A lot has been said in recent years about the ancient art of feng shui. According to those principles, where you put your stuff affects in what areas of your life you have harmony (or trouble, if you put the wrong stuff in the wrong spot). It's the new decorating buzzword for the new millenium, in fact.

Before there was feng shui, though, there was a more ancient art of placement. Started in India years before the first Chinese person ever moved a bed to increase his harmonious elements, Vastu was a way of making the man-made structures resonate in harmony with the surrounding earth, which, according to vastu tenets, makes the occupants and inhabitants feel more at ease and harmonious as well.

Kathleen Cox has written an amazing book on this ancient wisdom. It covers just about everything, from the basics of the Hindu faith (without which, the placement tips would seem meaningless and unnecessarily arcane), to the right places to put things, and how to fix problems that you didn't create yourself (such as the entrance door being in a bad direction, for example).

More than half the book is background information. This was fine for me, as this kind of thing fascinates me, but for some, it might get a little bit hard to follow. By the time she moves on to the actual precepts of the placement art, you're pretty much prepared to explain to anyone who asks about your sudden change in decor exactly why you're putting things where you are. It's nice to have that kind of thorough background information, but I have to admit -- it's pretty dry stuff for awhile.

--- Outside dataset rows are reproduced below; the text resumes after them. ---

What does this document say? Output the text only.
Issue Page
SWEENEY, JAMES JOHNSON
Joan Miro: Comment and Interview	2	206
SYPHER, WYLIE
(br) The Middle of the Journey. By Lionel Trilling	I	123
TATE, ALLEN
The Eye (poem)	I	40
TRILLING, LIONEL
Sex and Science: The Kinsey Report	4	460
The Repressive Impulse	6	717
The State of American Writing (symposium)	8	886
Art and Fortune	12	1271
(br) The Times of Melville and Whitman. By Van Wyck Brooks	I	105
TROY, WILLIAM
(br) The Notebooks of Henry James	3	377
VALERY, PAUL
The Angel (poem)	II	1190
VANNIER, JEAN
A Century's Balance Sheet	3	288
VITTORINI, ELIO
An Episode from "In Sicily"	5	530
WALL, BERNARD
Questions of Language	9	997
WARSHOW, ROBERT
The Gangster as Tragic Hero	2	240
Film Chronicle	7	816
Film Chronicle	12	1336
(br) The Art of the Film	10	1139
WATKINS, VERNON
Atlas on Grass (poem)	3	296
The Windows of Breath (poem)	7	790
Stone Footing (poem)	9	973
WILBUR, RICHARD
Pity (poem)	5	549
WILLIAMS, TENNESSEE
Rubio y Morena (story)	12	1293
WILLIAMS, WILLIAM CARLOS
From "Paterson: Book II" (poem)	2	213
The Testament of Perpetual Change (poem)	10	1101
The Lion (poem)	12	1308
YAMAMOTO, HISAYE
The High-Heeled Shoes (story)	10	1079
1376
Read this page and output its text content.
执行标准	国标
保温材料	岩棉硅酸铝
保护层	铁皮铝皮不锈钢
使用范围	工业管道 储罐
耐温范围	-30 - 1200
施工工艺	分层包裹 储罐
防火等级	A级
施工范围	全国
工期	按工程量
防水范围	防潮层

The illustrations that are plentiful throughout the text are wonderful. Some of the concepts she describes would be incredibly hard to grasp without the illustrations and tables, and they were a fantastic inclusion.

If you're looking for a way to feel more comfortable in your home, check out Vastu Living. It'll be a departure for most people from conventional wisdom on decorating, but it raises a great deal of questions that anyone would benefit from answering about his or her home. (Does it reflect you? Without reflecting who lives there, a space is dead, according to Vastu.) If you can't find it in the home and garden section of your local bookstore, try the Asian studies section -- it's where I found my copy.